Settings are another element of inspiration. Paris is such an amazing city, full of life and architectural wonders and I was like a kid in a candy store trying to decide where my characters should be. A trip to Paris in 2016 helped me choose many of the settings: Parc Monceau, the Luxembourg Gardens, Montmartre, the church of Sainte-Clotilde, the Odeon Theater, the Pantheon, and Versailles to name a few.
In terms of the history, I narrowed the story so that most of it takes place during the months of siege (September 1870 to January 1871) and the Commune (March through May 1871). These were days marked by deprivation, loss, bombardment, starvation, street-by-street fighting, and death. Needless to say, I researched these months thoroughly and from time to time came across an incident that begged to be part of the story.
It’s a privilege to write historical fiction and find ways to bring history to life. Inspiration may sound like a simple process, but in reality, it’s very hard work.
Many thanks to Elisabeth Storrs for giving me the opportunity to guest post today. Elisabeth and I have never met, but I count her among my friends.
Paris 1870. Raised for a life of parties and servants, Camille and Mariele have much in common, but it takes the horrors of war to bring them together to fight for the city and people they love.
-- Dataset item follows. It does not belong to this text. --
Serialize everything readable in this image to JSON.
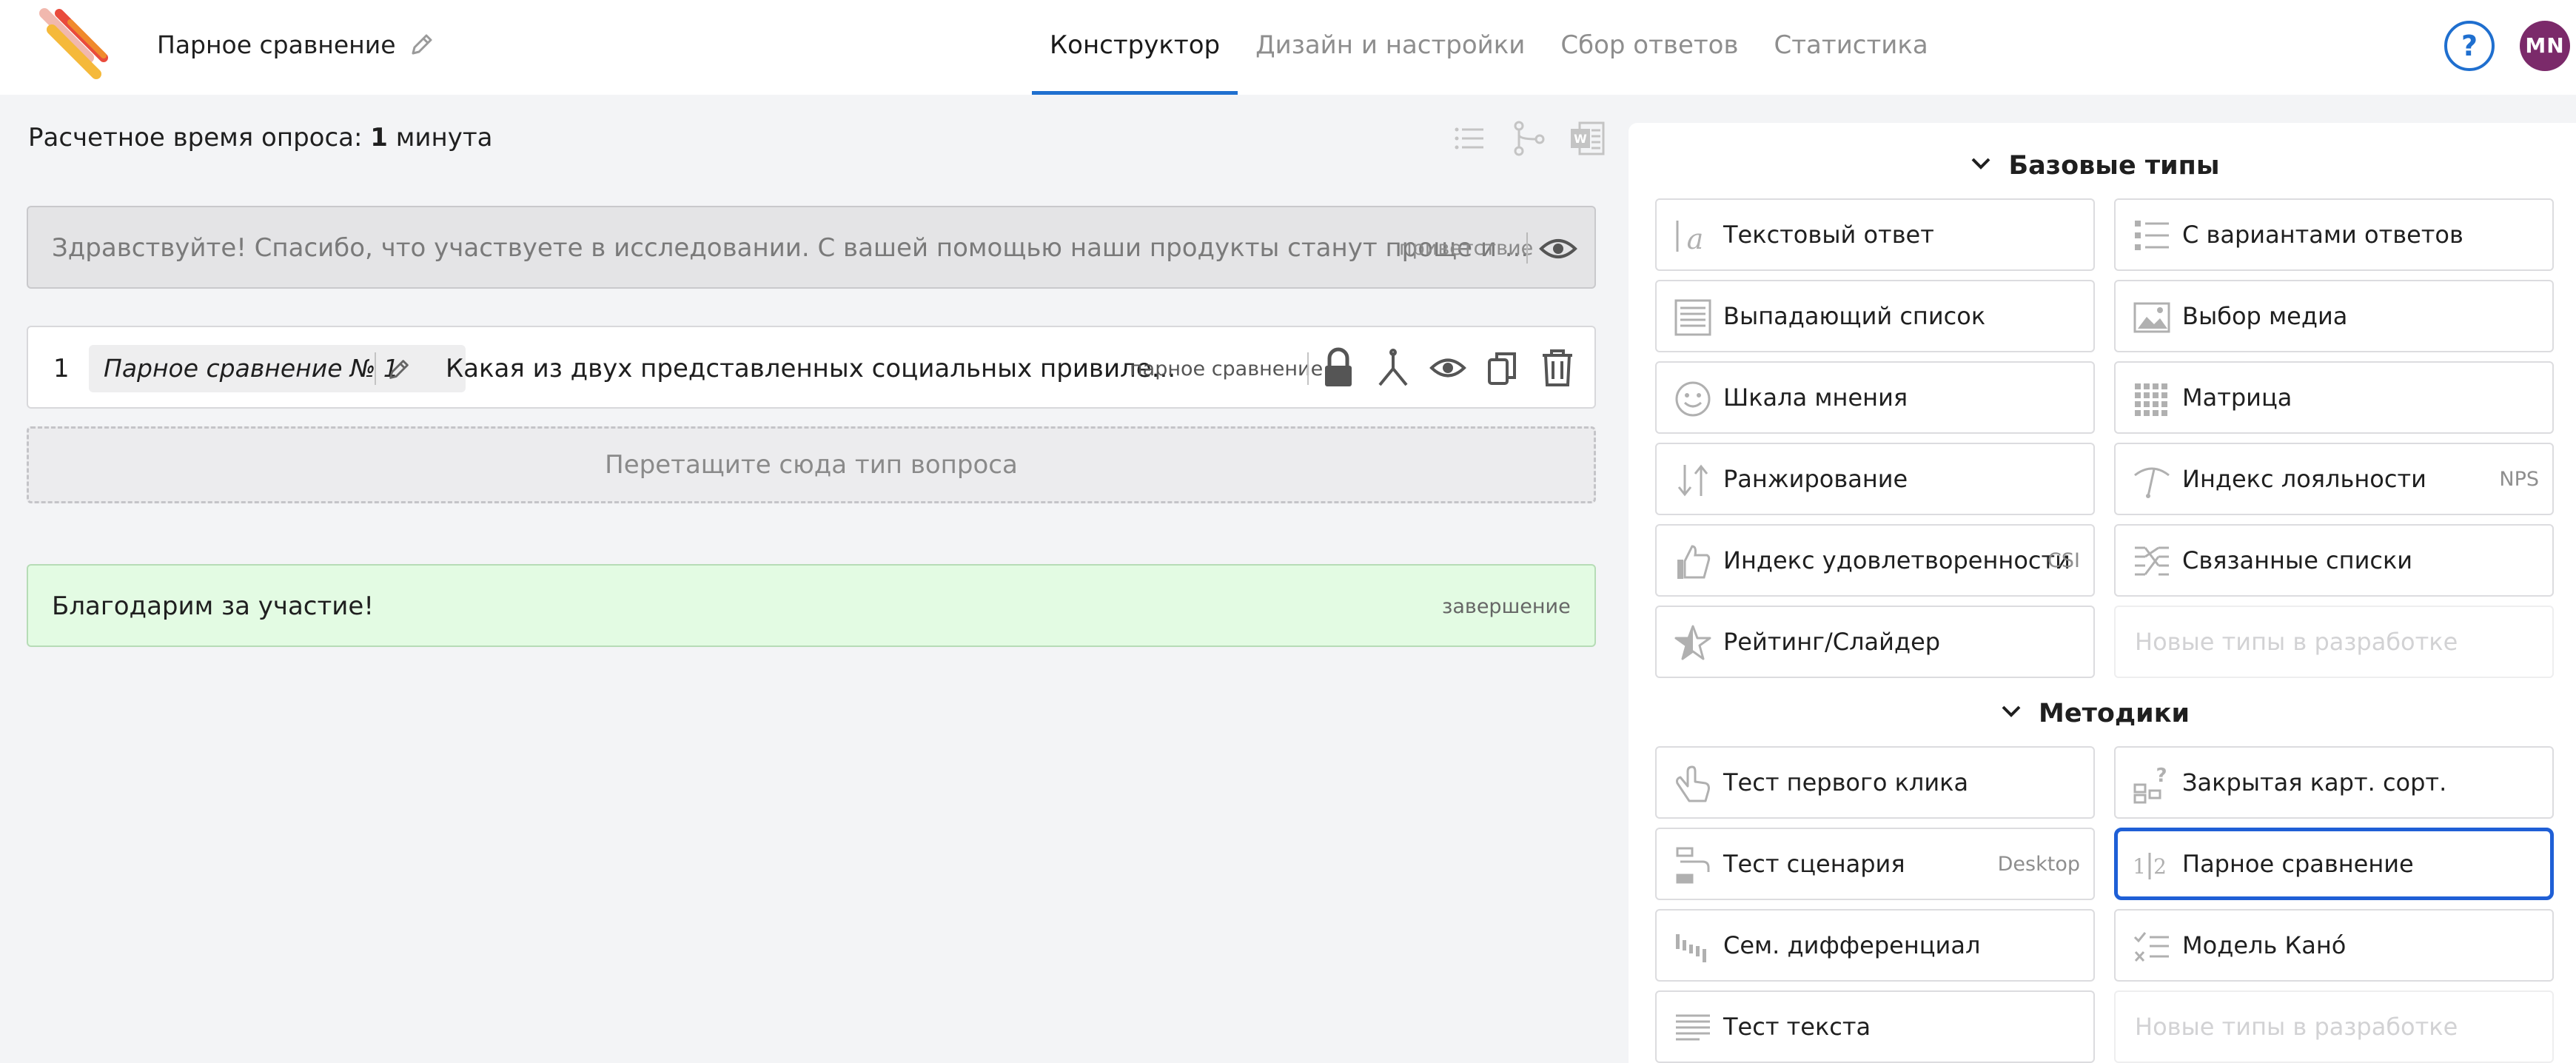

A few weeks after the abdication of Napoleon III, the Prussian army lays siege to Paris. Camille Noisette, the daughter of a wealthy family, volunteers to nurse wounded soldiers and agrees to spy on a group of radicals plotting to overthrow the French government. Her future sister-in-law, Mariele de Crécy, is appalled by the gaps between rich and poor. She volunteers to look after destitute children whose families can barely afford to eat.
Somehow, Camille and Mariele must find the courage and strength to endure months of devastating siege, bloody civil war, and great personal risk. Through it all, an unexpected friendship grows between the two women, as they face the destruction of Paris and discover that in war women have as much to fight for as men.
War has a way of teaching lessons—if only Camille and Mariele can survive long enough to learn them.
A meticulously researched novel about an almost forgotten war in which the newly assertive Prussians brought the French empire to its knees—a dress rehearsal for the two World Wars. In the 1870s women were far from the vote but were still very active in the war efforts. The story of two women whose families were caught up in the defense of Paris is deeply moving and suspenseful ~~ Margaret George, author of Splendor Before the Dark: A Novel of the Emperor Nero
Thanks so much, Mary, for the terrific background into your new book and its history. I also love the fact a Canadian and Australian can share friendship across the years and the ether!